Useful console variables
You can debug and test portals in-game, using some portal-specific console variables:
- r_DrawPortals 0/1
- Outlines any portal border surface (between two areas) in green when set to "1". Sometimes more than one portal is condensed into one. If the portal belonging to it is open, a second green box is also drawn, showing what the visibility on the other side is clipped to.
- mat_wireframe 0/1/2/3
- Draws geometry in wireframe mode, making it easy to see the effects of areaportals in the level. When debugging areaportals, you should typically use mat_wireframe set to "1" or "2", as the "3" setting can hide geometry that is actually rendering.
- r_portalscloseall 0/1
- Setting this to "1" forces all areaportals closed (so that they cannot be opened). Overrides
r_portalsopenall 1. (Try this if portals don't seem to be doing anything. It can tell you whether the problem is just that the portals aren't closing properly.)
- r_portalsopenall 0/1
- Setting this to "1" forces all areaportals open (so that they cannot be closed).
BindToggleconsole command to allow a single key to be used to toggle a console variable.
Areaportals and water
One other tricky aspect of using areaportals is that they are not allowed to cross water boundaries, like the water surface.

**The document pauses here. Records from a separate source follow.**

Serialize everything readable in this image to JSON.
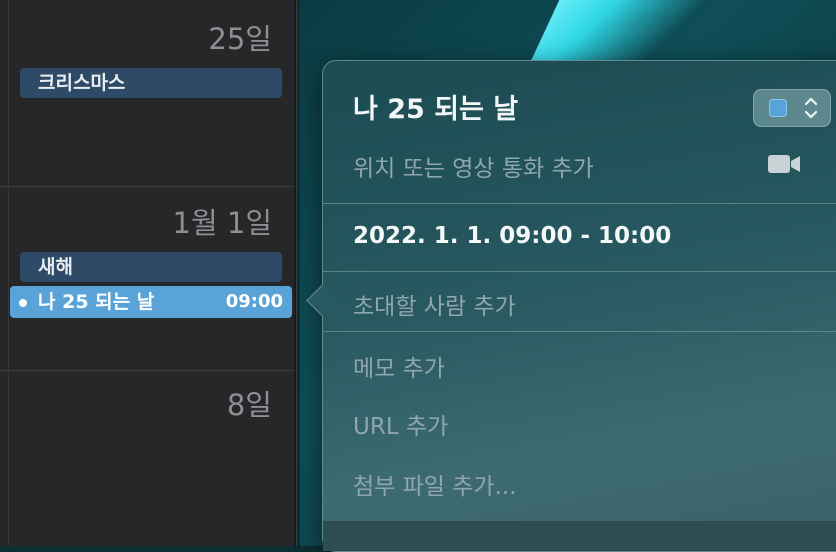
{
  "calendar": {
    "days": [
      {
        "label": "25일",
        "events": [
          "크리스마스"
        ]
      },
      {
        "label": "1월 1일",
        "events": [
          "새해"
        ]
      },
      {
        "label": "8일",
        "events": []
      }
    ],
    "selected_event": {
      "title": "나 25 되는 날",
      "time": "09:00"
    }
  },
  "popover": {
    "title": "나 25 되는 날",
    "calendar_color": "#5aa3d8",
    "location_placeholder": "위치 또는 영상 통화 추가",
    "date_range": "2022. 1. 1. 09:00 - 10:00",
    "invitees_placeholder": "초대할 사람 추가",
    "notes_placeholder": "메모 추가",
    "url_placeholder": "URL 추가",
    "attachment_placeholder": "첨부 파일 추가..."
  }
}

To accomplish this, you will need to divide the portal into two - one areaportal above the water surface, and another areaportal below it - so that they both meet at the water plane.
Multiplayer games and areaportals
Areaportals are very useful in multiplayer games. Their creation is identical to those in single-player games, but their function and usage is slightly different. With multiple players in a game server, there is less control of when an areaportal is going to be open, and level performance needs to be optimized for worst case scenarios (i.e. when all visible portals are open). Because of this, in most cases, 'always open' areaportals are placed most often, followed by areaportals linked to doors, and then areaportals controlled by triggers. In worst case scenarios, well-crafted 'always open' areaportals will increase performance more than portals that are designed to be triggered.